[146]L’autorité du sultan d’Agadès est purement nominale. « Tout son rôle, dit encore E. de Bary, se borne à faire percevoir un tribut sur les caravanes qui viennent du Nord. (De là ce nom de serki-n-touraoua, consul des blancs, que portait le malandrin qui avait dépouillé le voyageur.) Quant aux Kel-Ouï, ils ne paient de tribut ou de redevance d’aucune sorte, et chaque cheikh traite à sa guise les affaires intérieures de sa tribu. » (Lettre citée, p. 251.)
[147]La même information a été recueillie récemment par le lieutenant de vaisseau Hourst (la Mission Hourst, Paris, p. 225, 1897).
[148]Renseignement erroné, que le voyageur a rectifié plus tard (voir plus loin [p. 139]).

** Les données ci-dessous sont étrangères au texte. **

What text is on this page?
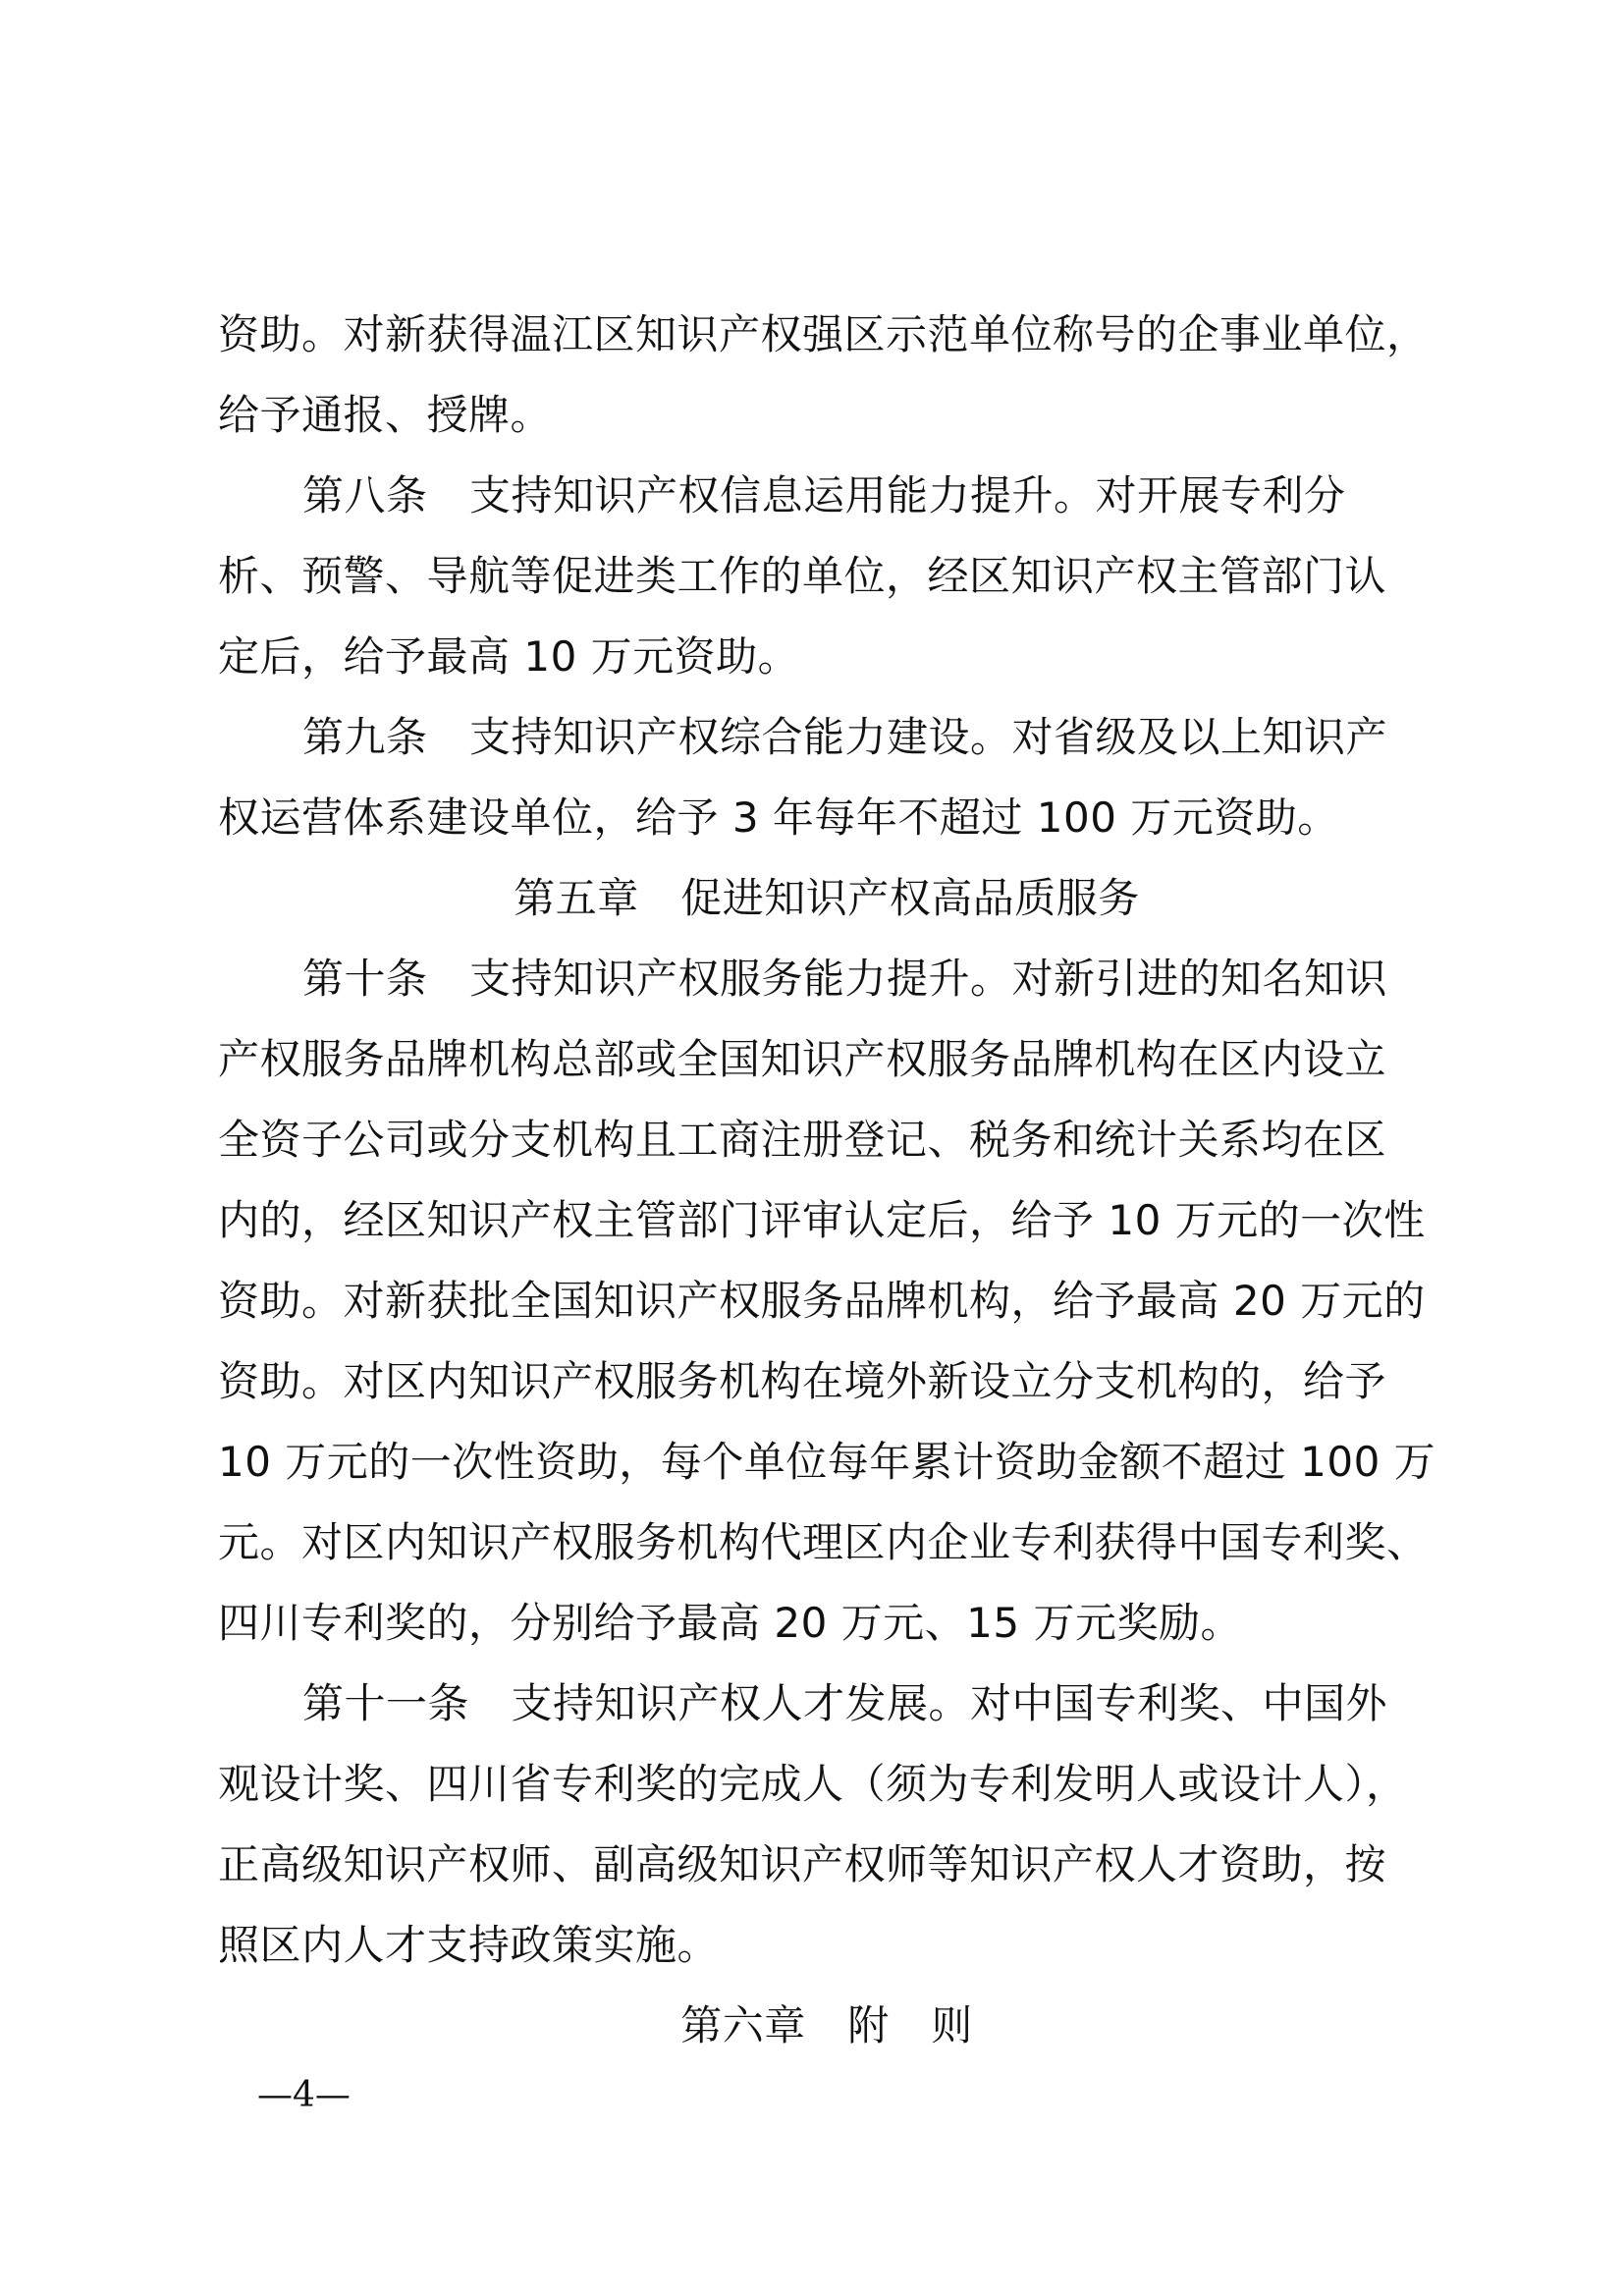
资助。对新获得温江区知识产权强区示范单位称号的企事业单位，
给予通报、授牌。
第八条　支持知识产权信息运用能力提升。对开展专利分
析、预警、导航等促进类工作的单位，经区知识产权主管部门认
定后，给予最高 10 万元资助。
第九条　支持知识产权综合能力建设。对省级及以上知识产
权运营体系建设单位，给予 3 年每年不超过 100 万元资助。
第五章　促进知识产权高品质服务
第十条　支持知识产权服务能力提升。对新引进的知名知识
产权服务品牌机构总部或全国知识产权服务品牌机构在区内设立
全资子公司或分支机构且工商注册登记、税务和统计关系均在区
内的，经区知识产权主管部门评审认定后，给予 10 万元的一次性
资助。对新获批全国知识产权服务品牌机构，给予最高 20 万元的
资助。对区内知识产权服务机构在境外新设立分支机构的，给予
10 万元的一次性资助，每个单位每年累计资助金额不超过 100 万
元。对区内知识产权服务机构代理区内企业专利获得中国专利奖、
四川专利奖的，分别给予最高 20 万元、15 万元奖励。
第十一条　支持知识产权人才发展。对中国专利奖、中国外
观设计奖、四川省专利奖的完成人（须为专利发明人或设计人），
正高级知识产权师、副高级知识产权师等知识产权人才资助，按
照区内人才支持政策实施。
第六章　附　则
—4—
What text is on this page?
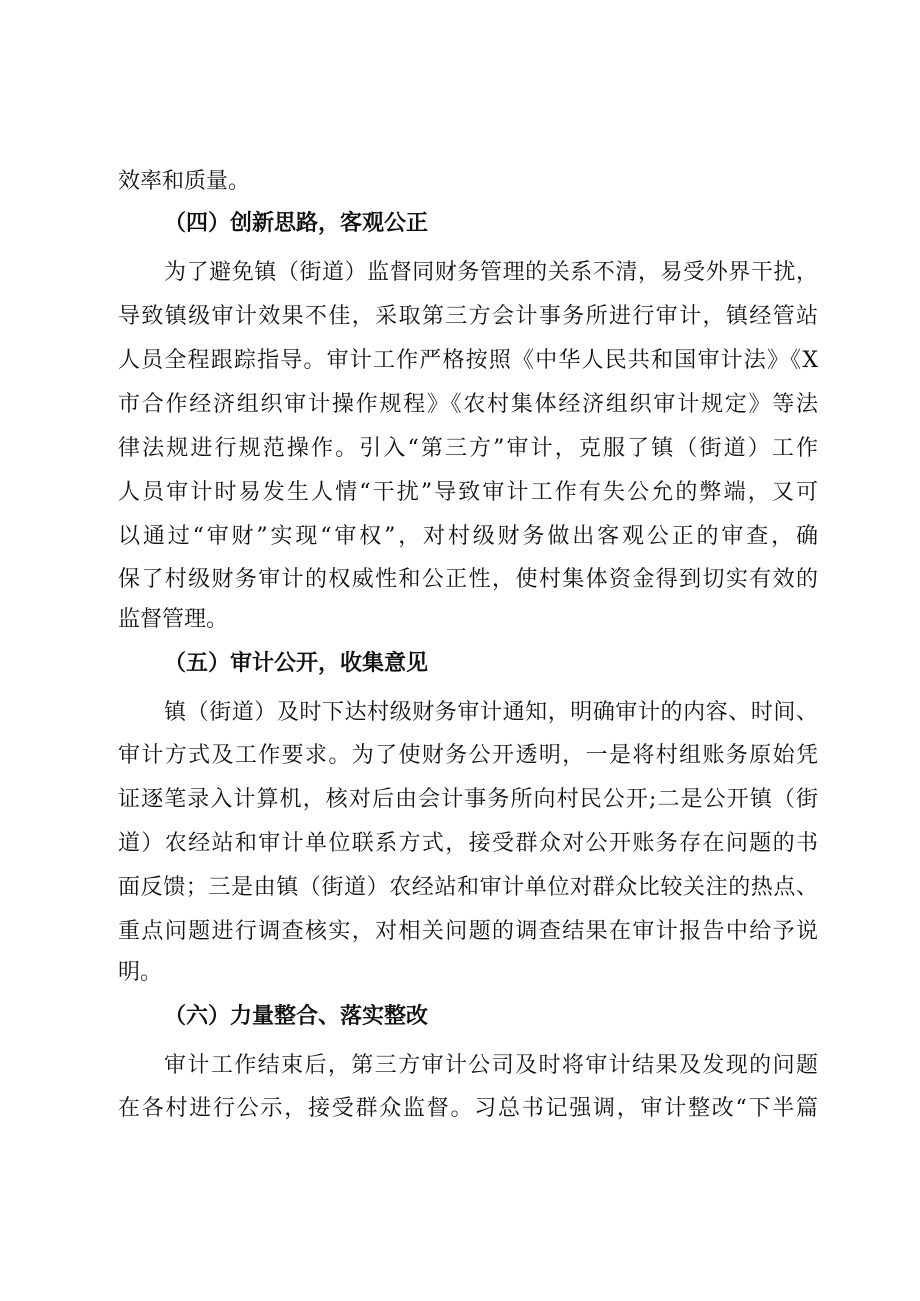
效率和质量。
（四）创新思路，客观公正
为了避免镇（街道）监督同财务管理的关系不清，易受外界干扰，
导致镇级审计效果不佳，采取第三方会计事务所进行审计，镇经管站
人员全程跟踪指导。审计工作严格按照《中华人民共和国审计法》《X
市合作经济组织审计操作规程》《农村集体经济组织审计规定》等法
律法规进行规范操作。引入“第三方”审计，克服了镇（街道）工作
人员审计时易发生人情“干扰”导致审计工作有失公允的弊端，又可
以通过“审财”实现“审权”，对村级财务做出客观公正的审查，确
保了村级财务审计的权威性和公正性，使村集体资金得到切实有效的
监督管理。
（五）审计公开，收集意见
镇（街道）及时下达村级财务审计通知，明确审计的内容、时间、
审计方式及工作要求。为了使财务公开透明，一是将村组账务原始凭
证逐笔录入计算机，核对后由会计事务所向村民公开;二是公开镇（街
道）农经站和审计单位联系方式，接受群众对公开账务存在问题的书
面反馈；三是由镇（街道）农经站和审计单位对群众比较关注的热点、
重点问题进行调查核实，对相关问题的调查结果在审计报告中给予说
明。
（六）力量整合、落实整改
审计工作结束后，第三方审计公司及时将审计结果及发现的问题
在各村进行公示，接受群众监督。习总书记强调，审计整改“下半篇
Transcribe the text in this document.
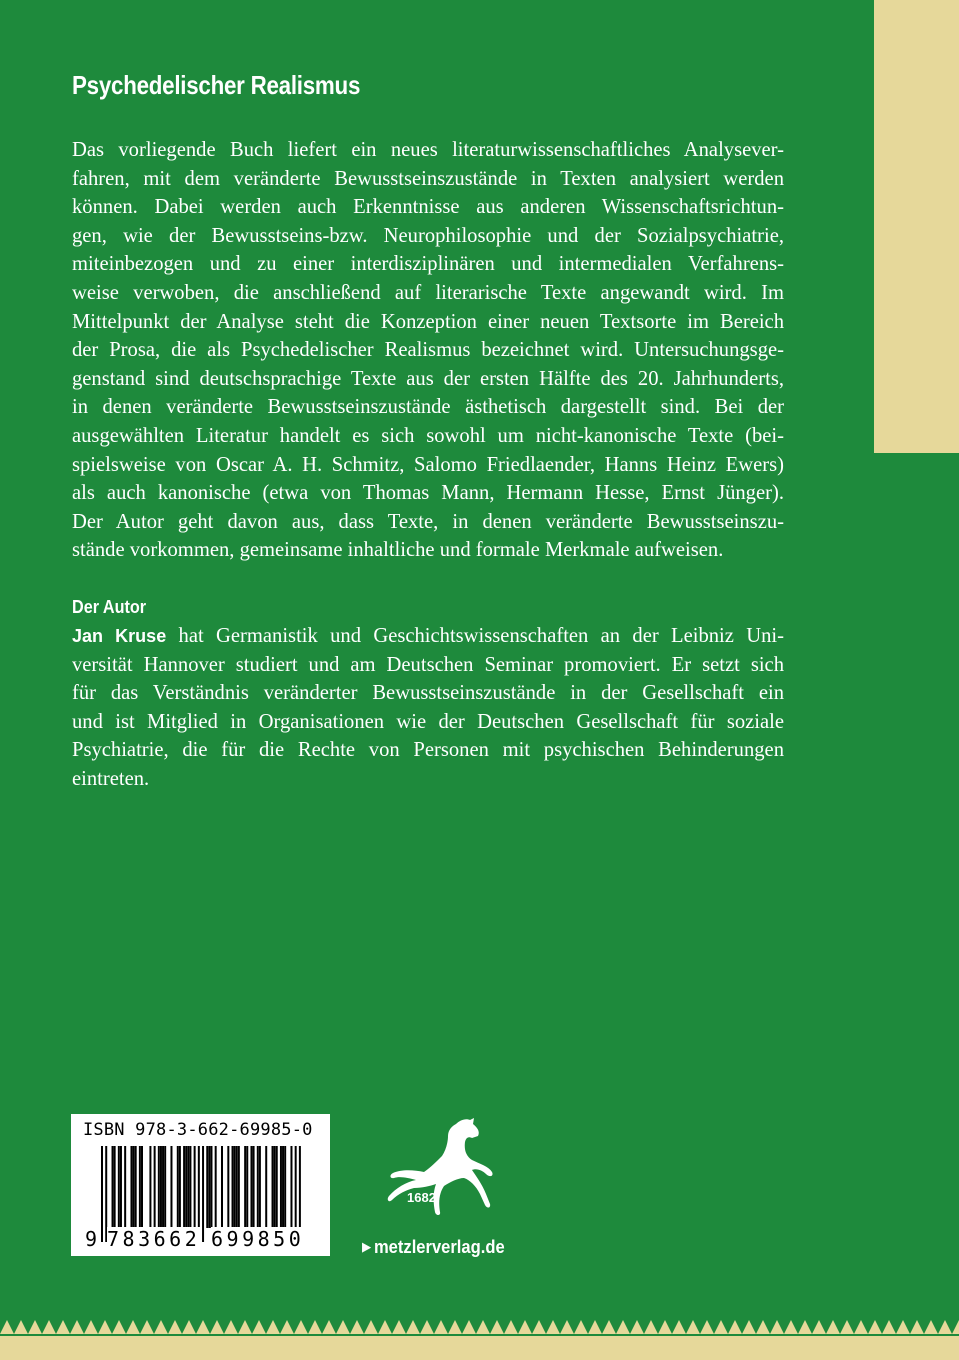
Psychedelischer Realismus

Das vorliegende Buch liefert ein neues literaturwissenschaftliches Analysever-
fahren, mit dem veränderte Bewusstseinszustände in Texten analysiert werden
können. Dabei werden auch Erkenntnisse aus anderen Wissenschaftsrichtun-
gen, wie der Bewusstseins-bzw. Neurophilosophie und der Sozialpsychiatrie,
miteinbezogen und zu einer interdisziplinären und intermedialen Verfahrens-
weise verwoben, die anschließend auf literarische Texte angewandt wird. Im
Mittelpunkt der Analyse steht die Konzeption einer neuen Textsorte im Bereich
der Prosa, die als Psychedelischer Realismus bezeichnet wird. Untersuchungsge-
genstand sind deutschsprachige Texte aus der ersten Hälfte des 20. Jahrhunderts,
in denen veränderte Bewusstseinszustände ästhetisch dargestellt sind. Bei der
ausgewählten Literatur handelt es sich sowohl um nicht-kanonische Texte (bei-
spielsweise von Oscar A. H. Schmitz, Salomo Friedlaender, Hanns Heinz Ewers)
als auch kanonische (etwa von Thomas Mann, Hermann Hesse, Ernst Jünger).
Der Autor geht davon aus, dass Texte, in denen veränderte Bewusstseinszu-
stände vorkommen, gemeinsame inhaltliche und formale Merkmale aufweisen.

Der Autor

Jan Kruse hat Germanistik und Geschichtswissenschaften an der Leibniz Uni-
versität Hannover studiert und am Deutschen Seminar promoviert. Er setzt sich
für das Verständnis veränderter Bewusstseinszustände in der Gesellschaft ein
und ist Mitglied in Organisationen wie der Deutschen Gesellschaft für soziale
Psychiatrie, die für die Rechte von Personen mit psychischen Behinderungen
eintreten.

ISBN 978-3-662-69985-0
9 783662 699850
1682
▶ metzlerverlag.de
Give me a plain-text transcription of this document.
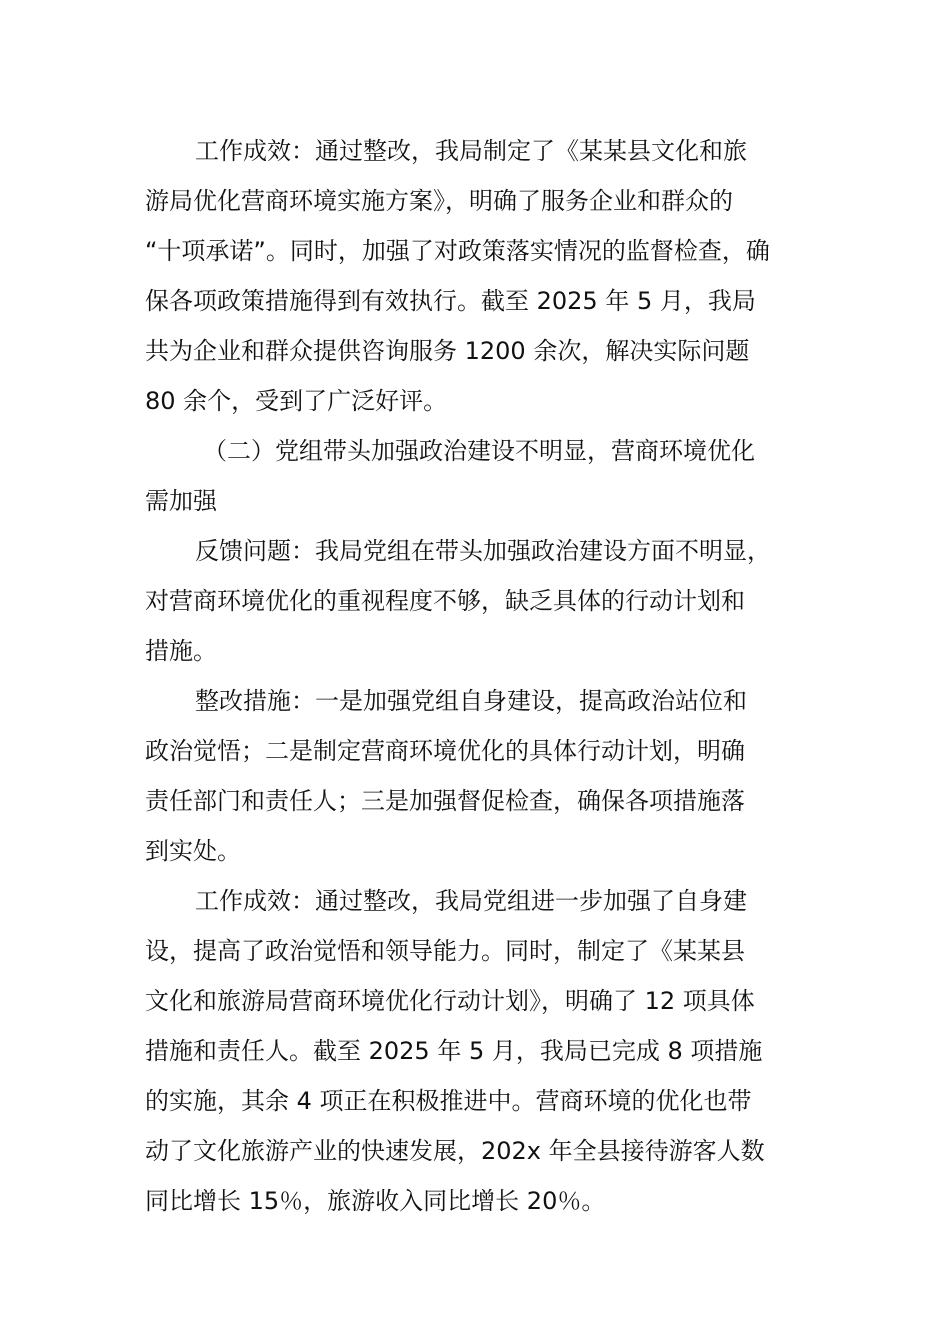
工作成效：通过整改，我局制定了《某某县文化和旅
游局优化营商环境实施方案》，明确了服务企业和群众的
“十项承诺”。同时，加强了对政策落实情况的监督检查，确
保各项政策措施得到有效执行。截至 2025 年 5 月，我局
共为企业和群众提供咨询服务 1200 余次，解决实际问题
80 余个，受到了广泛好评。
（二）党组带头加强政治建设不明显，营商环境优化
需加强
反馈问题：我局党组在带头加强政治建设方面不明显，
对营商环境优化的重视程度不够，缺乏具体的行动计划和
措施。
整改措施：一是加强党组自身建设，提高政治站位和
政治觉悟；二是制定营商环境优化的具体行动计划，明确
责任部门和责任人；三是加强督促检查，确保各项措施落
到实处。
工作成效：通过整改，我局党组进一步加强了自身建
设，提高了政治觉悟和领导能力。同时，制定了《某某县
文化和旅游局营商环境优化行动计划》，明确了 12 项具体
措施和责任人。截至 2025 年 5 月，我局已完成 8 项措施
的实施，其余 4 项正在积极推进中。营商环境的优化也带
动了文化旅游产业的快速发展，202x 年全县接待游客人数
同比增长 15％，旅游收入同比增长 20％。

[149]Et non en sténographie.
[150]Cette nécessité d’aller chercher des vivres au Soudan n’était pas un fait anormal. L’Aïr ne suffit pas à nourrir la population qui l’habite. « Sans le commerce du sel, dit Richardson, la population se verrait dans l’alternative de périr ou d’émigrer au Soudan. » (A Narrative of a Mission to Central-Africa, II, p. 138).
[151]Les rapports des Kel-Guérès avec les Kel-Ouï d’Aïr sont des plus curieux. « Bien qu’ils soient nominalement les uns et les autres sous la suzeraineté du sultan d’Agadès, ils sont très souvent en guerre, et ne font d’armistice que lorsque leurs intérêts commerciaux l’exigent. Alors les Kel-Ouï apportent le sel de Bilma à Agadès et l’échangent auprès des Kel-Guérès contre les produits du Soudan. Les Kel-Guérès ne restent que peu de jours à Agadès, et retournent ensuite dans leur région de l’Ader. » (E. de Bary, lettre citée, p. 251.)
[152]Ce renseignement n’était pas plus exact que l’autre. Erwin de Bary découvrit plus tard qu’il n’y avait pas eu de successeur, par l’excellente raison que le sultan n’était pas mort. Il avait simplement fait un séjour à Sokoto pour recueillir la succession d’une de ses femmes.
[153]La question de savoir d’où vient l’eau des salines de Bilma est actuellement insoluble.
Rohlfs mentionne un courant souterrain allant d’est en ouest (Quer durch Afrika, I, p. 249). Nachtigal et Monteil ne parlent que d’une nappe abondante, très proche de la surface du sol.
[154]Richardson (A Narrative of a Mission to Central-Africa, p. 117) et Barth (Reisen, I, p. 572) nous ont décrit l’Aïri ou caravane du sel que les Kel-Ouï organisent chaque année pour chercher le sel de l’oasis de Bilma. Mais on n’avait jusqu’ici aucun détail sur l’itinéraire suivi. Barth donne seulement un itinéraire d’Agadès à Bilma, par une route plus méridionale et plus pénible encore, puisqu’on y compte huit jours de marche sans eau (Reisen, I, p. 532).